Je ne redoutais pas le sommeil éternel. Ce que j'appréhendais le plus, c'était la perte de ceux que j'aimais, c'était d'oublier le son de leur voix, les traits de leur visage.

J'avais peur qu'Eren déserte mes pensées. Pourtant, tout me reliait à lui. Mon écharpe, ma cicatrice, ma vie. J'aurais pu lui céder tous mes biens, lui accorder mon cœur, car l'humanité m'avait paru si peu importante face à ses beaux yeux, si dérisoire face à ses lèvres. Il était mon premier amour, celui qui avait écharpé mon âme. J'ai toujours cru qu'il n'y aurait que lui, que je ne puiserai ma force qu'en me souvenant de son sourire. Rien ne m'avait jamais autant importé que son bonheur. Rien ne m'avait jamais autant importé que sa sécurité.

Mais Eren était un monstre. J'aurais pu lui pardonner tout, j'aurais pu me joindre à ses côtés. Je l'aimais, ce garçon qui cherchait une liberté inatteignable.

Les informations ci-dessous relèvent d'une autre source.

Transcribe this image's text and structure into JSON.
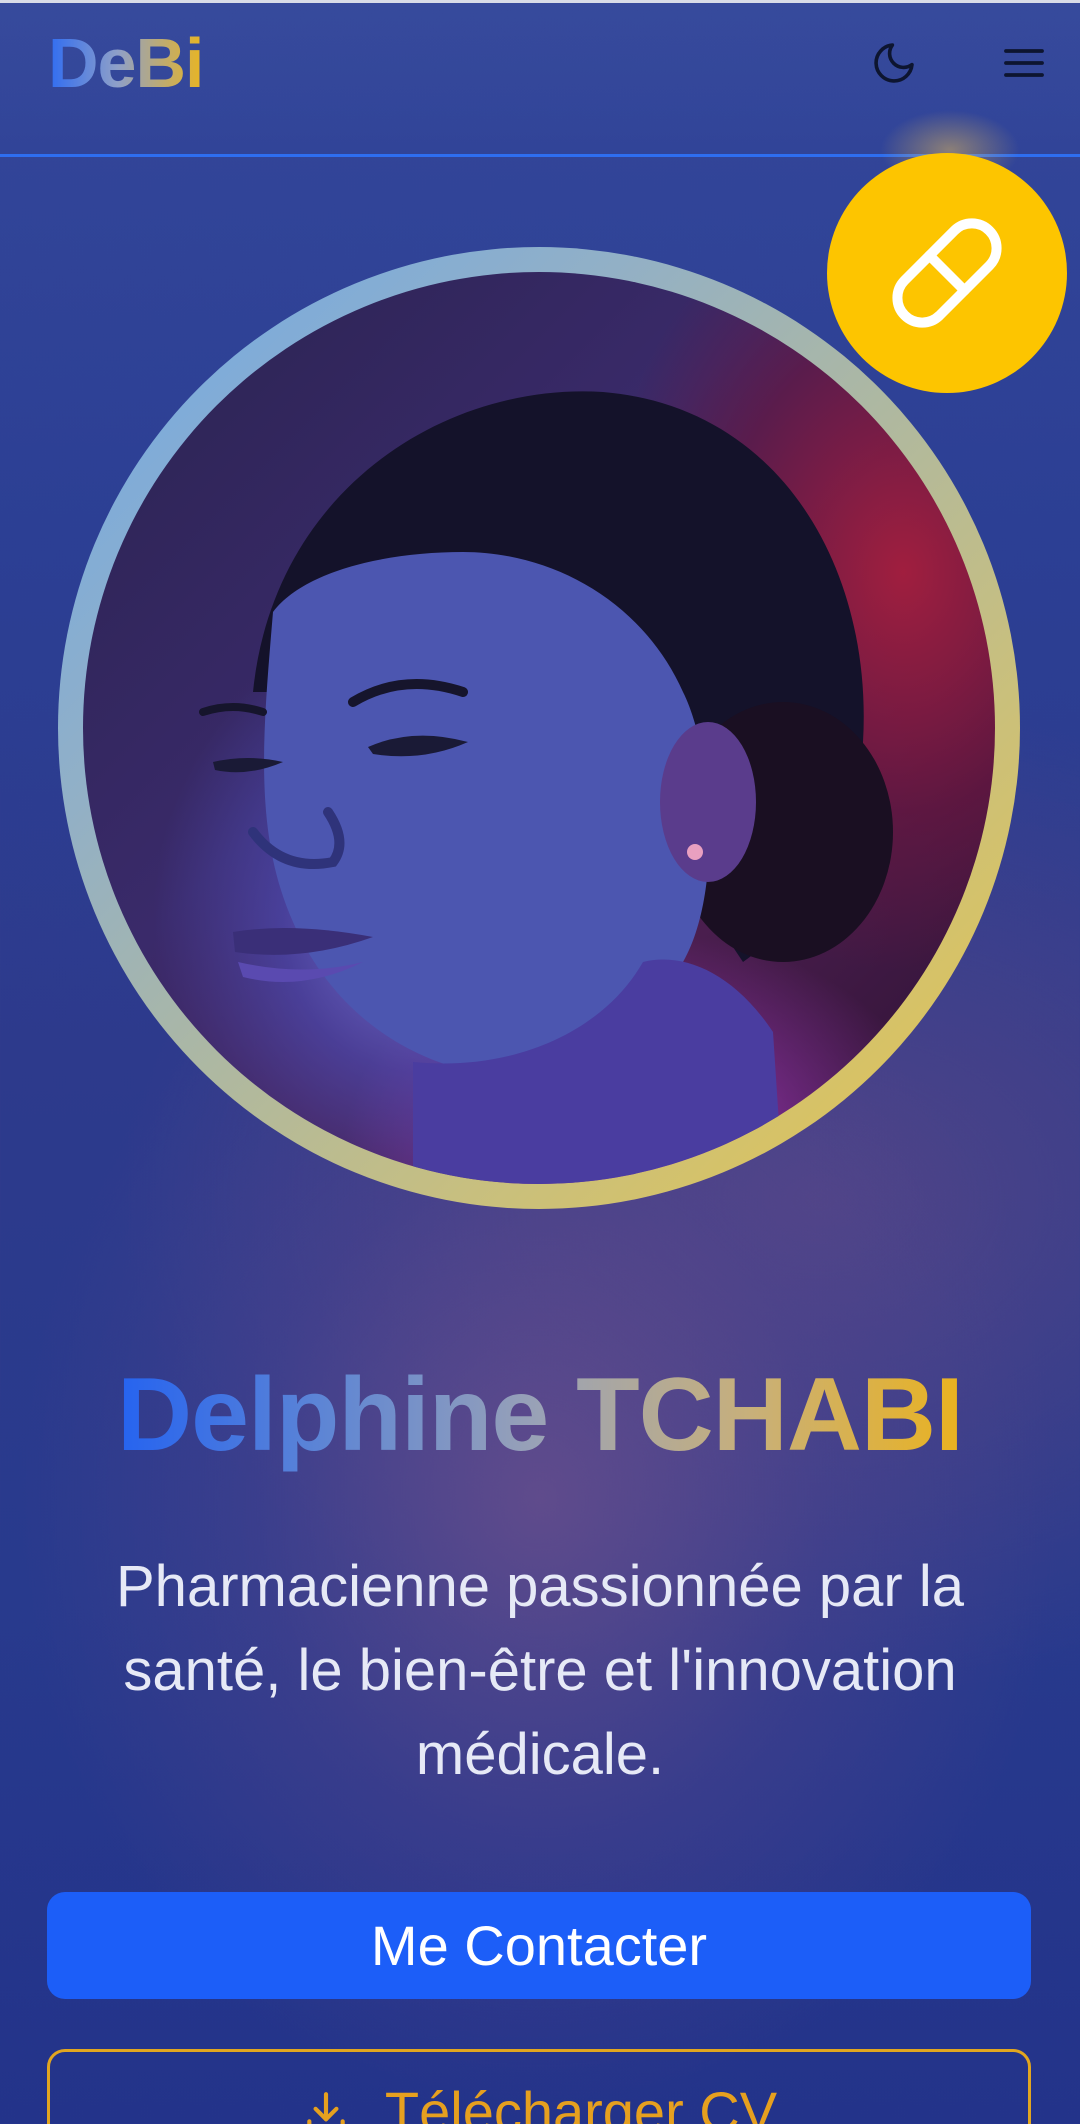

Puis tu étais apparue. Ton regard d'onyx avait paré les fleurs de fièvre. Les pétales avaient rougi sous tes paupières. Ton âme flotta dans le ciel comme si la gravité ne te ramènerait pas à nous. Tes bras étreignirent le croissant de lune, et tes yeux me fixèrent inlassablement. Je n'avais rien ressenti en te contemplant. Je n'avais même pas tenté d'étudier davantage ta silhouette. Tu n'émanais aucune hostilité et pourtant rien chez toi ne m'était familier. Tu avais tourné la tête vers le ciel, ignorant l'animosité qui basculait dans mon regard. Tu tenais une arme qui m'était étrangère, mais tu n'avais pas l'air de vouloir m'attaquer. J'avais observé le nimbe de lumière animer la noirceur nacrée de tes iris. Le visage levé vers les étoiles, ton expression était si détendue qu'on aurait pu croire qu'hier n'avait jamais existé, que toutes les horreurs du monde avaient capitulé face à la beauté de la nuit. Puis tu avais lentement rabaissé tes pupilles vers moi.

Les bourrasques vespérales vrillèrent contre nos épidermes. Tes cheveux effleurèrent le vent, poursuivant à toute vitesse les doigts de la fraîcheur. Tes belles boucles percutèrent le portrait illuminé du firmament. Ces vagues furieuses qui ruisselaient sur ton crâne me firent chavirer. Le tourbillon de tes pointes attisait cette colère que je réfrénais avec tant de ferveur. Je voulus te tuer, car ma vulnérabilité titubait face à toi. Nous étions censées être des alliées, mais tu attaquais inconsciemment mon esprit. Et je te détestais pour cela.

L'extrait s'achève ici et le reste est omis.